Exposition « Zoran Music. Nous ne sommes pas les derniers » à la Galerie Hus, jusqu’au 29 septembre 2022
Posté le 29 mai 2022
Eau-forte Nous ne sommes pas les derniers 212, catalogue S212. 1970 © Courtesy Galerie Hus / Adagp Paris 2022
Comment peut-on témoigner de l’indicible, comment les rares survivants tentèrent de le faire au retour des camps de concentrations nazis ? Tétanisés par les heures vécues dans ces usines de mort beaucoup se turent, d’autres restèrent silencieux tentant d’enfouir au fond de leur mémoire ces heures à jamais gravées dans leur chair et leur esprit ne trouvant des mots assez forts pour décrire cela. Et d’autres enfin dans un sursaut de leur esprit oublièrent, leur oubli venant au secours de leur raison.
Le peintre d’origine slovène Zoran Mušič, lui, se devait de confier au papier cette horreur quotidienne. Une manière qui le rattachait à son humanité. Vouloir témoigner c’est vouloir vivre, c’est se sentir la charge, le besoin, l’obligation de témoigner. Sur place, avec des moyens de fortune, il entame à l’insu des gardiens une série de dessins. « Je dessinais comme en transe, m’accrochant morbidement à mes bouts de papier. J’étais comme aveuglé par la grandeur hallucinante de ces champs de cadavres. ». Une série de 200 dessins, dont peu restent qui, autant qu’un texte – on pense à Si c’est un homme de Primo Levi – nous plonge au plus près de l’horreur qu’il a vécu lorsqu’en 1944, il est déporté à Dachau pour sympathie et collaboration avec des groupes anti-nazi. « Ces dessins de Dachau – confiait Zoran Krzisnik à Art International en décembre 1970 – n’ont pas sauvé seulement la vie de Mušič, mais aussi son intégrité humaine : ils représentent en outre un témoignage bouleversant de ce que l’homme peut endurer, de ce qu’il peut supporter…
» Sortirai-je vivant d’ici ? «
« Aujourd’hui encore – écrivait Mušič en 1948 – les yeux des moribonds m’accompagnent, des centaines de lueurs qui blessaient et qui me suivaient alors que je me frayais un chemin en passant par-dessus les corps : des yeux brillants qui, en silence, invoquaient le secours de qui pouvait encore marcher… Comme broyé par je ne sais quelle fièvre, dans le besoin irrésistible de dessiner afin que cette beauté grandiose et tragique ne m’échappe pas.

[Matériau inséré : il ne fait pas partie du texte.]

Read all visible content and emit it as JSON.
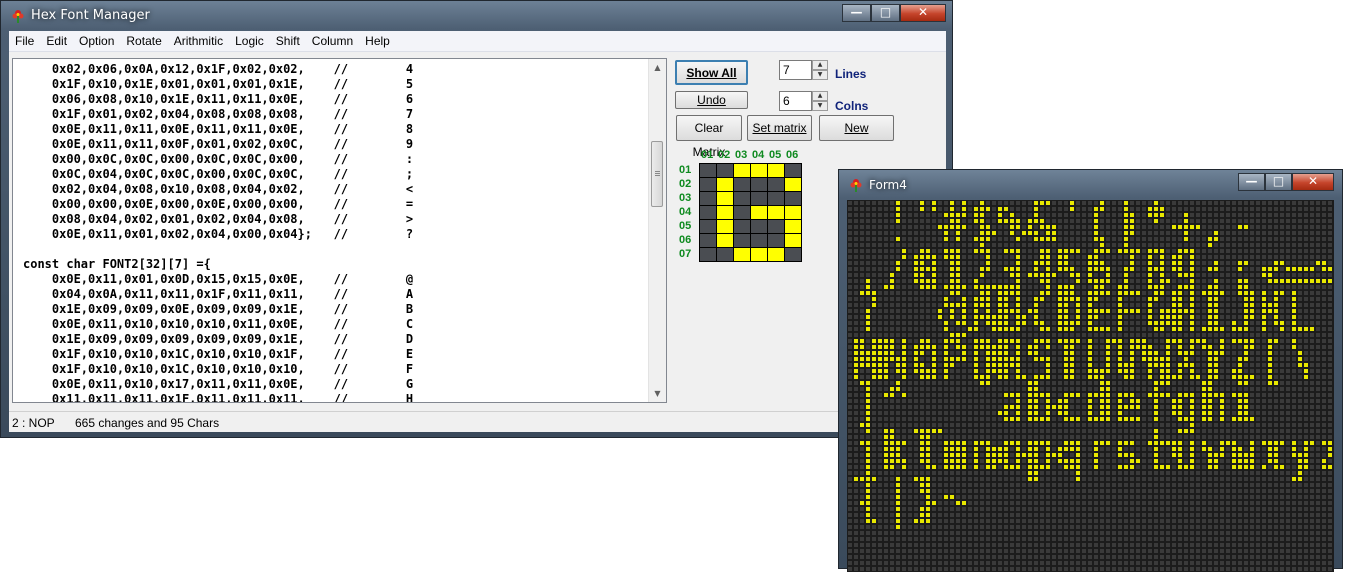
{
  "main_window": {
    "title": "Hex Font Manager",
    "caption": {
      "minimize": "—",
      "maximize": "□",
      "close": "✕"
    }
  },
  "menu": [
    "File",
    "Edit",
    "Option",
    "Rotate",
    "Arithmitic",
    "Logic",
    "Shift",
    "Column",
    "Help"
  ],
  "editor": {
    "lines": [
      "    0x02,0x06,0x0A,0x12,0x1F,0x02,0x02,    //        4",
      "    0x1F,0x10,0x1E,0x01,0x01,0x01,0x1E,    //        5",
      "    0x06,0x08,0x10,0x1E,0x11,0x11,0x0E,    //        6",
      "    0x1F,0x01,0x02,0x04,0x08,0x08,0x08,    //        7",
      "    0x0E,0x11,0x11,0x0E,0x11,0x11,0x0E,    //        8",
      "    0x0E,0x11,0x11,0x0F,0x01,0x02,0x0C,    //        9",
      "    0x00,0x0C,0x0C,0x00,0x0C,0x0C,0x00,    //        :",
      "    0x0C,0x04,0x0C,0x0C,0x00,0x0C,0x0C,    //        ;",
      "    0x02,0x04,0x08,0x10,0x08,0x04,0x02,    //        <",
      "    0x00,0x00,0x0E,0x00,0x0E,0x00,0x00,    //        =",
      "    0x08,0x04,0x02,0x01,0x02,0x04,0x08,    //        >",
      "    0x0E,0x11,0x01,0x02,0x04,0x00,0x04};   //        ?",
      "",
      "const char FONT2[32][7] ={",
      "    0x0E,0x11,0x01,0x0D,0x15,0x15,0x0E,    //        @",
      "    0x04,0x0A,0x11,0x11,0x1F,0x11,0x11,    //        A",
      "    0x1E,0x09,0x09,0x0E,0x09,0x09,0x1E,    //        B",
      "    0x0E,0x11,0x10,0x10,0x10,0x11,0x0E,    //        C",
      "    0x1E,0x09,0x09,0x09,0x09,0x09,0x1E,    //        D",
      "    0x1F,0x10,0x10,0x1C,0x10,0x10,0x1F,    //        E",
      "    0x1F,0x10,0x10,0x1C,0x10,0x10,0x10,    //        F",
      "    0x0E,0x11,0x10,0x17,0x11,0x11,0x0E,    //        G",
      "    0x11,0x11,0x11,0x1F,0x11,0x11,0x11,    //        H"
    ]
  },
  "status": {
    "cursor": "2 : NOP",
    "summary": "665 changes and 95 Chars"
  },
  "controls": {
    "show_all": "Show All",
    "undo": "Undo",
    "clear_matrix": "Clear Matrix",
    "set_matrix": "Set matrix",
    "new": "New",
    "lines_value": "7",
    "lines_label": "Lines",
    "colns_value": "6",
    "colns_label": "Colns"
  },
  "matrix": {
    "col_labels": [
      "01",
      "02",
      "03",
      "04",
      "05",
      "06"
    ],
    "row_labels": [
      "01",
      "02",
      "03",
      "04",
      "05",
      "06",
      "07"
    ],
    "on_color": "#ffff00",
    "off_color": "#4a4d52",
    "pattern": [
      "001110",
      "010001",
      "010000",
      "010111",
      "010001",
      "010001",
      "001110"
    ]
  },
  "form4": {
    "title": "Form4",
    "caption": {
      "minimize": "—",
      "maximize": "□",
      "close": "✕"
    },
    "led_on": "#e8e800",
    "led_off": "#3a3a3a",
    "text_rows": [
      " !\"#$%&'()*+,-",
      "./0123456789:;<=>",
      "?  @ABCDEFGHIJKL",
      "MNOPQRSTUVWXYZ[\\",
      "]^_ `abcdefghi",
      "jklmnopqrstuvwxyz",
      "{|}~"
    ]
  }
}
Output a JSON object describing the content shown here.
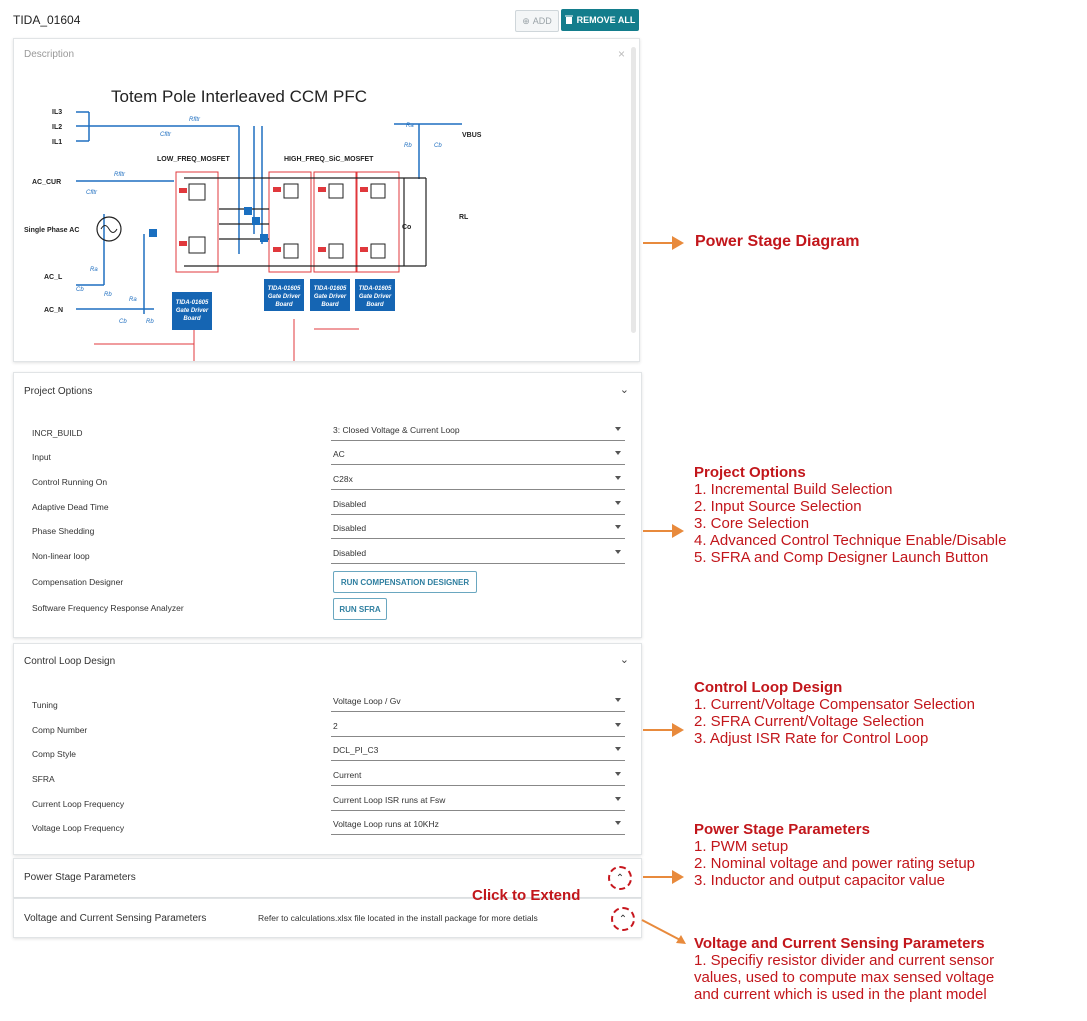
{
  "header": {
    "app_title": "TIDA_01604",
    "add_label": "ADD",
    "remove_all_label": "REMOVE ALL"
  },
  "description": {
    "title": "Description",
    "close_symbol": "×",
    "diagram": {
      "title": "Totem Pole Interleaved CCM PFC",
      "labels": [
        "IL3",
        "IL2",
        "IL1",
        "AC_CUR",
        "Single Phase AC",
        "AC_L",
        "AC_N",
        "VBUS",
        "LOW_FREQ_MOSFET",
        "HIGH_FREQ_SiC_MOSFET",
        "Rfltr",
        "Cfltr",
        "Ra",
        "Rb",
        "Cb",
        "RL",
        "Co"
      ],
      "driver_board_label": [
        "TIDA-01605",
        "Gate Driver",
        "Board"
      ]
    }
  },
  "project_options": {
    "title": "Project Options",
    "rows": [
      {
        "label": "INCR_BUILD",
        "value": "3: Closed Voltage & Current Loop"
      },
      {
        "label": "Input",
        "value": "AC"
      },
      {
        "label": "Control Running On",
        "value": "C28x"
      },
      {
        "label": "Adaptive Dead Time",
        "value": "Disabled"
      },
      {
        "label": "Phase Shedding",
        "value": "Disabled"
      },
      {
        "label": "Non-linear loop",
        "value": "Disabled"
      }
    ],
    "compensation_label": "Compensation Designer",
    "compensation_button": "RUN COMPENSATION DESIGNER",
    "sfra_label": "Software Frequency Response Analyzer",
    "sfra_button": "RUN SFRA"
  },
  "control_loop": {
    "title": "Control Loop Design",
    "rows": [
      {
        "label": "Tuning",
        "value": "Voltage Loop / Gv"
      },
      {
        "label": "Comp Number",
        "value": "2"
      },
      {
        "label": "Comp Style",
        "value": "DCL_PI_C3"
      },
      {
        "label": "SFRA",
        "value": "Current"
      },
      {
        "label": "Current Loop Frequency",
        "value": "Current Loop ISR runs at Fsw"
      },
      {
        "label": "Voltage Loop Frequency",
        "value": "Voltage Loop runs at 10KHz"
      }
    ]
  },
  "power_stage": {
    "title": "Power Stage Parameters"
  },
  "sensing": {
    "title": "Voltage and Current Sensing Parameters",
    "note": "Refer to calculations.xlsx file located in the install package for more detials"
  },
  "annotations": {
    "power_stage_diagram": "Power Stage Diagram",
    "project_options": {
      "head": "Project Options",
      "lines": [
        "1. Incremental Build Selection",
        "2. Input Source Selection",
        "3. Core Selection",
        "4. Advanced Control Technique Enable/Disable",
        "5. SFRA and Comp Designer Launch Button"
      ]
    },
    "control_loop": {
      "head": "Control Loop Design",
      "lines": [
        "1. Current/Voltage Compensator Selection",
        "2. SFRA Current/Voltage Selection",
        "3. Adjust ISR Rate for Control Loop"
      ]
    },
    "power_stage": {
      "head": "Power Stage Parameters",
      "lines": [
        "1. PWM setup",
        "2. Nominal voltage and power rating setup",
        "3. Inductor and output capacitor value"
      ]
    },
    "click_to_extend": "Click to Extend",
    "sensing": {
      "head": "Voltage and Current Sensing Parameters",
      "lines": [
        "1. Specifiy resistor divider and current sensor",
        "values, used to compute max sensed voltage",
        "and current which is used in the plant model"
      ]
    }
  },
  "colors": {
    "accent": "#137d8c",
    "annotation": "#c2161b",
    "arrow": "#e88a3c",
    "wire_blue": "#1f6fc0",
    "wire_red": "#e0383c"
  }
}
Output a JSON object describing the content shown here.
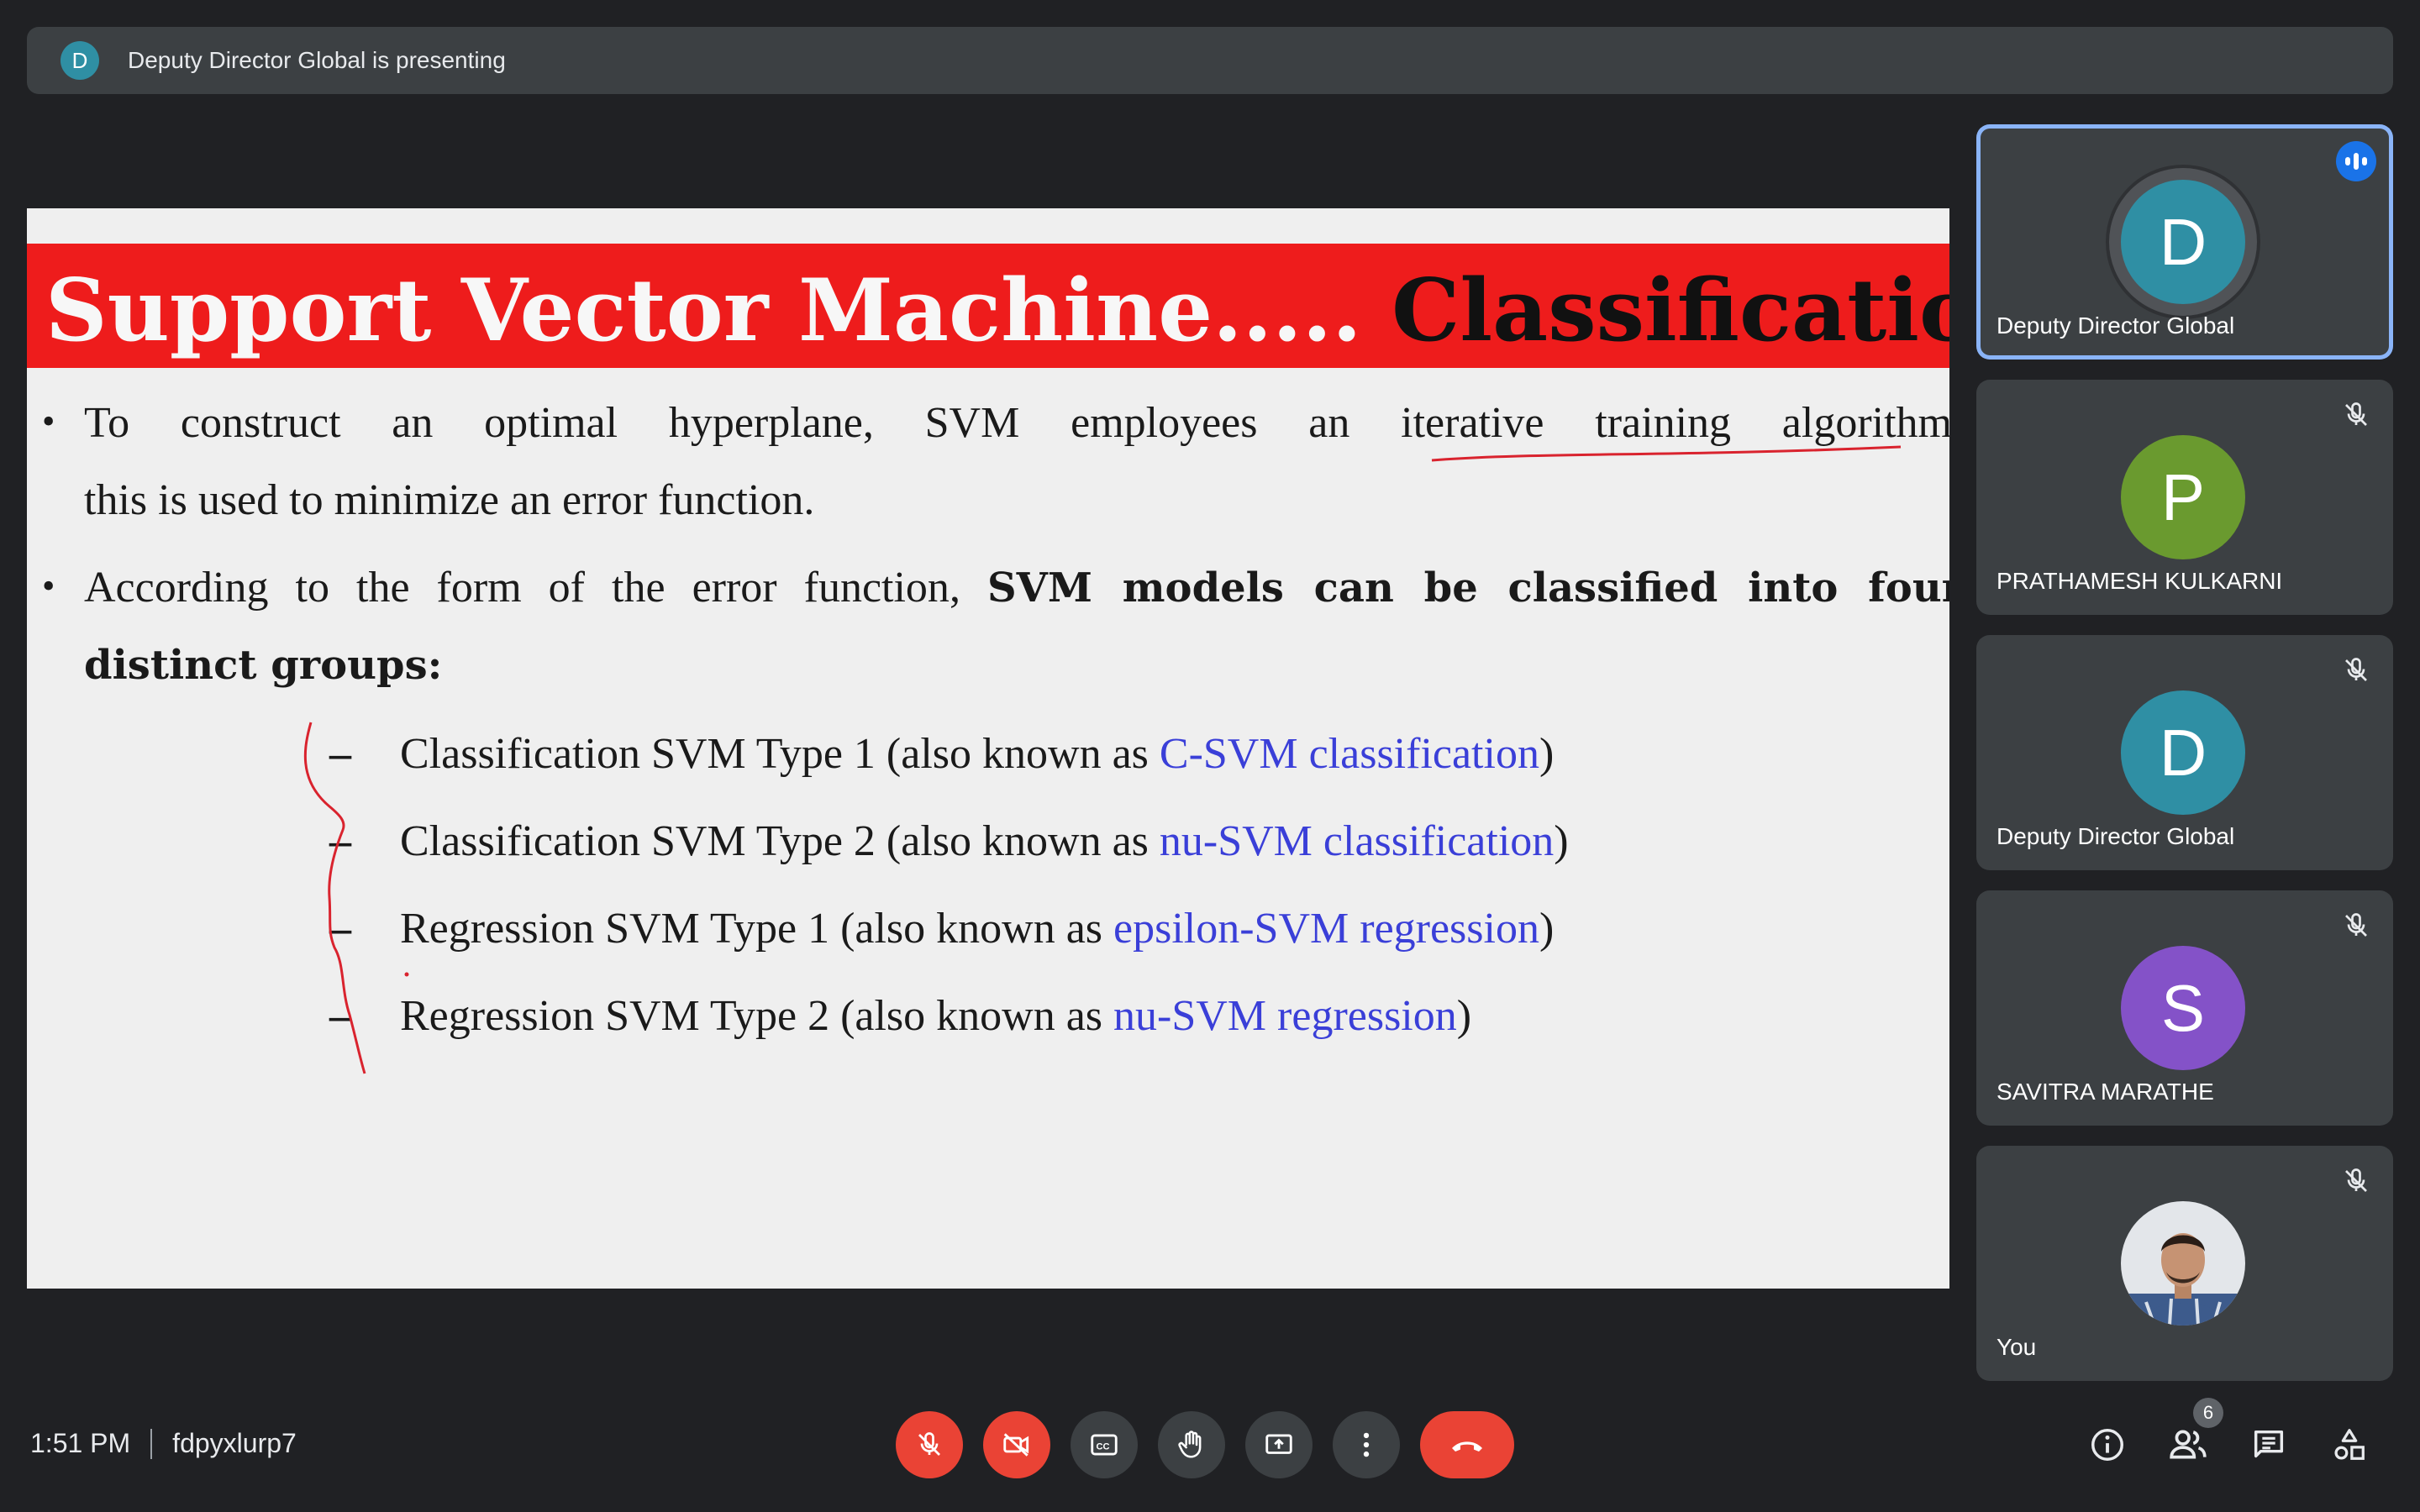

Chaque jour, je n’étais en vie que pour la journée, – demain il sera trop tard. La vie, la mort, pour moi tout était suspendu à ces feuilles de papier. Mais ces dessins, les verra-t-on jamais ? Pourrai-je les montrer ? Sortirai-je vivant d’ici ?».
Cette première série de croquis est faite en une « rapidité du geste, une concision du trait, une maladresse assumée qui traduit l’urgence du témoignage – explique Michaël Prazan dans la préface du catalogue de l’exposition que la galerie Prazan consacra à cette facette de l’œuvre de Mušič fin 2015 – du témoignage comme fonction et pour seule fin, du témoignage comme lien ultime avec l’humanité… »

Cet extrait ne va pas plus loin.